Grind the batter: After soaking, drain the water. Grind the rice and chickpeas together into a smooth paste, adding water as necessary. You can also use a wet grinder for better texture.
Ferment the batter: Transfer the batter to a bowl. Add yogurt (if using), ginger paste, green chili paste, turmeric powder, and salt. Mix well. Cover the bowl with a clean cloth and let it ferment for 8-10 hours or overnight, depending on the temperature.
Add baking soda: Once the batter is fermented, add baking soda and mix it gently to incorporate air. The batter should be light and fluffy.
2. Prepare the Steamer:
Boil water in a large pot or steamer.
Grease the dokla tray, a shallow pan, or any steamer-proof dish with some oil to prevent sticking.
3. Steam the Dokla:
Pour the batter into the greased tray, filling it halfway.
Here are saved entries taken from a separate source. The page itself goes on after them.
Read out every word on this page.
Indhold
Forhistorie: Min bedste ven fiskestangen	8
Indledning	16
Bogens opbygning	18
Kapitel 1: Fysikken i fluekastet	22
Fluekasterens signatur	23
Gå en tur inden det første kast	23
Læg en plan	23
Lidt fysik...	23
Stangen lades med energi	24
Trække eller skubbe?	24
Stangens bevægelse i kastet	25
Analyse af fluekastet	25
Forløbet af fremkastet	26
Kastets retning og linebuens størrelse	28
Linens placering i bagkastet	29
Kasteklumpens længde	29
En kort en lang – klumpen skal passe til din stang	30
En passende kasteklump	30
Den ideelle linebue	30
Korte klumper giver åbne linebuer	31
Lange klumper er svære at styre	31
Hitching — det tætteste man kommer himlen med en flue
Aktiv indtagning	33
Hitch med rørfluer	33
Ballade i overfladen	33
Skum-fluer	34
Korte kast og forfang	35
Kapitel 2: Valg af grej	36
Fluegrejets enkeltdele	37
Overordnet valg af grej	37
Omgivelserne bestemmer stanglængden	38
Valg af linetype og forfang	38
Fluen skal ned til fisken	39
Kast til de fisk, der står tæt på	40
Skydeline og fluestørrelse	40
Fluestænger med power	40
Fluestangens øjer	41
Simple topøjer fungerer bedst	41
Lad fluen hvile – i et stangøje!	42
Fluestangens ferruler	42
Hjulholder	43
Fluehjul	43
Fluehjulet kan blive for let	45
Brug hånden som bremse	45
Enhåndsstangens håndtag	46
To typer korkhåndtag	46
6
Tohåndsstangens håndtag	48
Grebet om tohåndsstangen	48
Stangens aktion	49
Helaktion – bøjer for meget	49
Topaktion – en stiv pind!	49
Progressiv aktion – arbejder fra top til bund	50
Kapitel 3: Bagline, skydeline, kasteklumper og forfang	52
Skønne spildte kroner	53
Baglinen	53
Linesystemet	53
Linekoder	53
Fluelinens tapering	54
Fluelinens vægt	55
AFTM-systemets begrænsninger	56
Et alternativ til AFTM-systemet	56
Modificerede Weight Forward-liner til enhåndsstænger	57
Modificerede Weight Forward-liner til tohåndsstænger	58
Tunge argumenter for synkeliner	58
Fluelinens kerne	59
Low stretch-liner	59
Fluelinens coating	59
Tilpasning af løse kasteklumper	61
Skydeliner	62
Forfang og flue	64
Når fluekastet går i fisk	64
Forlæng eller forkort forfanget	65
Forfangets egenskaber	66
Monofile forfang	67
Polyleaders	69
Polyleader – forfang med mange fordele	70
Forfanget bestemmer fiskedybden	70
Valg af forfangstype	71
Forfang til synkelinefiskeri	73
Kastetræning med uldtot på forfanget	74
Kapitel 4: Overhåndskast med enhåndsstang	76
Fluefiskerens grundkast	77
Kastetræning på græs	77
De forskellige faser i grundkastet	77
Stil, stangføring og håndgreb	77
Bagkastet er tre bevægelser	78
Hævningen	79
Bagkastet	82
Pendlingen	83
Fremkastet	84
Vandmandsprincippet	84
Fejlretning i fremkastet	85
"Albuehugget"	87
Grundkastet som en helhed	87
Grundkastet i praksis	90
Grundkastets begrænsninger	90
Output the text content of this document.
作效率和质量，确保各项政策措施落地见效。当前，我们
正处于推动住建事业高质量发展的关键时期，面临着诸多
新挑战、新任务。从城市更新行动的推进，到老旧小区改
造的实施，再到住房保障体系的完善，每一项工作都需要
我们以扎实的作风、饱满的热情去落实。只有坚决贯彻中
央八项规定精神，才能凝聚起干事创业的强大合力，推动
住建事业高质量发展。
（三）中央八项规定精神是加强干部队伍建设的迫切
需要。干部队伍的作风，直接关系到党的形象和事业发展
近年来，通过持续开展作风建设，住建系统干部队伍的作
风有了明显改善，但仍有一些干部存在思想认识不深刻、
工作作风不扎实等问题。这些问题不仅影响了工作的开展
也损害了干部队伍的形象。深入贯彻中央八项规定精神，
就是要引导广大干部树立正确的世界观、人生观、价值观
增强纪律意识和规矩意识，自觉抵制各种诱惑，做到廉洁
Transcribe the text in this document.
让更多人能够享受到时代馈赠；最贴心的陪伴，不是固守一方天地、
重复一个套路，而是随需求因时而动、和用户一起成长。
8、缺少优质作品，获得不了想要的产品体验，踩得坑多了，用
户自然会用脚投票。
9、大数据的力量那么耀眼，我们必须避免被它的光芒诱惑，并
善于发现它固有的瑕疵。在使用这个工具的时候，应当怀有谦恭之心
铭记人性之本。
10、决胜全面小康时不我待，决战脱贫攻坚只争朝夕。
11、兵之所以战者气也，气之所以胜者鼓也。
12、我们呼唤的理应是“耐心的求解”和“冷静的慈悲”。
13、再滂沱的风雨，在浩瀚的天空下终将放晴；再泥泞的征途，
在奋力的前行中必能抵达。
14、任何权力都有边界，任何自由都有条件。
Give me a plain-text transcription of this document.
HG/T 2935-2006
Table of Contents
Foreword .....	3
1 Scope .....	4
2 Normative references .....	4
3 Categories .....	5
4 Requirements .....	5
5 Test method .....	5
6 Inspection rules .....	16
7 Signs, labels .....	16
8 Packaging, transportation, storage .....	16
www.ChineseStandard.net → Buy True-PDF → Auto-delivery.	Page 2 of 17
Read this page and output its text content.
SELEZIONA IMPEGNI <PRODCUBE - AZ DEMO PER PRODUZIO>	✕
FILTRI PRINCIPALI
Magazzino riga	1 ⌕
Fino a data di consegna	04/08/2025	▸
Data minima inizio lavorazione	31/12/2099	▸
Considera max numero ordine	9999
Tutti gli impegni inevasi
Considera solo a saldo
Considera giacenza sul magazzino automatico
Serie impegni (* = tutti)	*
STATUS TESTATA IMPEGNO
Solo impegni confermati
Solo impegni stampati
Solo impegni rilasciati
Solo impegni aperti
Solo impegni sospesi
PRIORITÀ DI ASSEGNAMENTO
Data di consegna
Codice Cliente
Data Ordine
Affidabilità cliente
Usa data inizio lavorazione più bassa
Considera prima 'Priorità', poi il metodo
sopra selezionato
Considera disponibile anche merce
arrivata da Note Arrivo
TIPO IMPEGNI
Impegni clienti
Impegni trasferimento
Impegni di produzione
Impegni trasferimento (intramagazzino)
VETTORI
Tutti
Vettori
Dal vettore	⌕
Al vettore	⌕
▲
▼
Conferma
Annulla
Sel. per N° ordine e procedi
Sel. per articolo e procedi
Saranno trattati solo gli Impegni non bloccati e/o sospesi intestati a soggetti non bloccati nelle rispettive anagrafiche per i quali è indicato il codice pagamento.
Place the tray into the preheated steamer and cover it.
Steam for 15-20 minutes or until a toothpick inserted comes out clean. Make sure the water is simmering gently and not boiling too vigorously.
4. Prepare the Tempering:
In a small pan, heat oil and add mustard seeds. Once they splutter, add the green chilies and curry leaves. Stir-fry for a minute.
Add sesame seeds (optional) and sugar, then pour in 1/4 cup of water. Let it simmer for 2-3 minutes, allowing the sugar to dissolve and the flavors to meld.
5. Finish and Serve:
Once the dokla is steamed, remove it from the steamer and let it cool slightly.
Pour the tempering mixture evenly over the dokla. This gives it a lovely, zesty flavor.
Garnish with chopped coriander leaves and grated coconut for an added touch of freshness.
6. Cut and Serve:
Once the dokla has cooled a bit, cut it into squares or diamond-shaped pieces.
Serve hot with green chutney or tamarind chutney on the side for extra flavor.
Tips for Perfect Dokla:
Fermentation is Key: If you're in a warmer climate, fermentation will happen faster. If not, you can use a warm place or an oven with the light on to help it ferment.
Adjust Texture: The batter should be neither too thick nor too runny. The consistency should be similar to a cake batter.
Steaming Time: Make sure you don’t over-steam the dokla as it can become hard. Check with a toothpick after 15 minutes.
Nutritional Benefits:
Low in calories: Dokla is light and low in fat, making it a healthier snack option.
High in protein: With chickpea flour and split chickpeas, it's a good source of plant-based protein.
Good for digestion: Fermented foods like dokla are excellent for gut health.
Enjoy this healthy and delicious snack that's perfect for any occasion!